Round table
Triggers: Introducing the Technosphere
The Technosphere, Now
With Peter K. Haff, Mark B. N. Hansen, Erich Hörl, Jürgen Renn, Birgit Schneider
What happens when technology rivals nature in shaping the Earth? Starting with The Technosphere, Now, a four-year project investigates how social, environmental, and technological forces intertwine in the Anthropocene to form a technosphere.
What triggered the technosphere? This lightning-round will challenge leading theorists of science, technology and culture to present a visual and aural panorama of events, disruptions, and breakdowns that catalyzed the rise of our contemporary technical worlds. Back-to-back talks by art historian Birgit Schneider, geologist Peter K. Haff, media theorists Mark Hansen and Erich Hörl, and historian of science Jürgen Renn will allow for a visceral staging of the visual, geological, phenomenological, cybernetic, and epistemic aspects of the technosphere.
Jürgen Renn describes the technosphere as a space in which humanity’s metabolism with its earthly environment takes place. Since 1865 a factory using Justus Liebig’s patent to produce meat extract transformed the Uruguayan town of Fray Bentos into a landmark of agro-industrial globalization: one of the many original sites where the chemical laboratory, the world, and the Anthropocene meet half-way.

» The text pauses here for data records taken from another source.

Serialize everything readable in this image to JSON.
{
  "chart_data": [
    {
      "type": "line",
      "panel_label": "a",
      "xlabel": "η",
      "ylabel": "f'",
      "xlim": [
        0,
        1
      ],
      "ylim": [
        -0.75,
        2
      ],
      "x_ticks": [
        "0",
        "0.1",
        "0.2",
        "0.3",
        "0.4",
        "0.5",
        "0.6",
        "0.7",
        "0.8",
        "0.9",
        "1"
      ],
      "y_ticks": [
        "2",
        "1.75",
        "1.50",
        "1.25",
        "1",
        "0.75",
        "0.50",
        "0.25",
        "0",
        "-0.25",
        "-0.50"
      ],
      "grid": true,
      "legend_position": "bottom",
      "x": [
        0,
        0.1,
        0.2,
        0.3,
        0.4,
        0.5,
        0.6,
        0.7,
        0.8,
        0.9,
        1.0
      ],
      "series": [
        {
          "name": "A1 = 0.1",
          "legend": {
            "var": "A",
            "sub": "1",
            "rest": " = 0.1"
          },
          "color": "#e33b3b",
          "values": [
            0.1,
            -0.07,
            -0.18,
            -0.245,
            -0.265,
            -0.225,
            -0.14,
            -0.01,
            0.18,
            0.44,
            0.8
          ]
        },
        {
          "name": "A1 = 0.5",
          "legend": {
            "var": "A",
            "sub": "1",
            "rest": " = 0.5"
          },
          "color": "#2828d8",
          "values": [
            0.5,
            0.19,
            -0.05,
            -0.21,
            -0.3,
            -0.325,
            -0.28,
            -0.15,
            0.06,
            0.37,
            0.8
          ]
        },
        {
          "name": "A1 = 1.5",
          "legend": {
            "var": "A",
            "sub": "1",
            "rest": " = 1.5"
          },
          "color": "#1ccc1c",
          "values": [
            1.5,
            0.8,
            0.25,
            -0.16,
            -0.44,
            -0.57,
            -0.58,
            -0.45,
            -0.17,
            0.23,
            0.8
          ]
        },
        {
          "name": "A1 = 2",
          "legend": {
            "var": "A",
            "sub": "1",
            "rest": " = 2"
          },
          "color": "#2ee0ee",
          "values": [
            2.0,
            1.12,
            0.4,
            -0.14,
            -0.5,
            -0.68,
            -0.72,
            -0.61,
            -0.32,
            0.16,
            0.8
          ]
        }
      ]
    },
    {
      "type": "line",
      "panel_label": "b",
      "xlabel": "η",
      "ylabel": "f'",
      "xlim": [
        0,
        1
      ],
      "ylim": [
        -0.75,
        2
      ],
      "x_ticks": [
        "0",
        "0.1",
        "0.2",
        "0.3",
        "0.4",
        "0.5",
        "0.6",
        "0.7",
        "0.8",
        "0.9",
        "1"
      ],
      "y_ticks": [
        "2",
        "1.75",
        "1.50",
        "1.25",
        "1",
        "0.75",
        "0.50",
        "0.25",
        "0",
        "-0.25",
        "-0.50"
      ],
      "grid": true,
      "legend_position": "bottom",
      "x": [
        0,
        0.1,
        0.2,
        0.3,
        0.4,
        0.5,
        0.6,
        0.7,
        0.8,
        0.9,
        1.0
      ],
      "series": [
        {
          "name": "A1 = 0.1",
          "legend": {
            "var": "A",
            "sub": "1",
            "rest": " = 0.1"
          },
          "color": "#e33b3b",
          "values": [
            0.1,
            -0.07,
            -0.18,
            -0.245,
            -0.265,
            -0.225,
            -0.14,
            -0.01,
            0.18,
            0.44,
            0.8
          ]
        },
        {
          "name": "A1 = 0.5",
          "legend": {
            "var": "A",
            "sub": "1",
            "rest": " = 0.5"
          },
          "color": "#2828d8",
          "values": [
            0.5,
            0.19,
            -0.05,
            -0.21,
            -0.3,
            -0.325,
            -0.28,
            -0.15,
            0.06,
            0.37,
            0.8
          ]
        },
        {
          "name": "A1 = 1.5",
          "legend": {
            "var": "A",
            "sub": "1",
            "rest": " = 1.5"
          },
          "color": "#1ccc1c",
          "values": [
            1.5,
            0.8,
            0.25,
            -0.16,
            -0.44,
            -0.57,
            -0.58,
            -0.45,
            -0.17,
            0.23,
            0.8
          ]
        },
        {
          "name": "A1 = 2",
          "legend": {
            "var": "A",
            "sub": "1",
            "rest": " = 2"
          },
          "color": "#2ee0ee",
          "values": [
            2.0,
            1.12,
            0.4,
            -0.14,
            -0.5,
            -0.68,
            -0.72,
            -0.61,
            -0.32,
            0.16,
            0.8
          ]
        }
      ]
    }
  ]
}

Media studies scholar Birgit Schneider examines how the extracts of a South American tree triggered the global galvanization of the technosphere. By disclosing the role of Gutta-percha (a natural thermoplastic from a tropical tree species) within the construction of global telegraphic systems, Schneider shows how the fate of empire can spring from a colonial forest.
Is the technosphere a single, definite event or is an iterative multi-event? In this talk Mark Hansen examines how the invention and reinvention of radio since the nineteenth-century triggered the rise of the technosphere.
Geologist and physicist Peter Haff examines the role of quantum mechanics as one of the key triggers of the technosphere.
Is the essence of the technosphere technological? In this intervention media theorist Erich Hörl discusses how cyberneticization—a process of turning linear processes into recursive feedback-based systems—triggered the rise of the technosphere in the twentieth-century.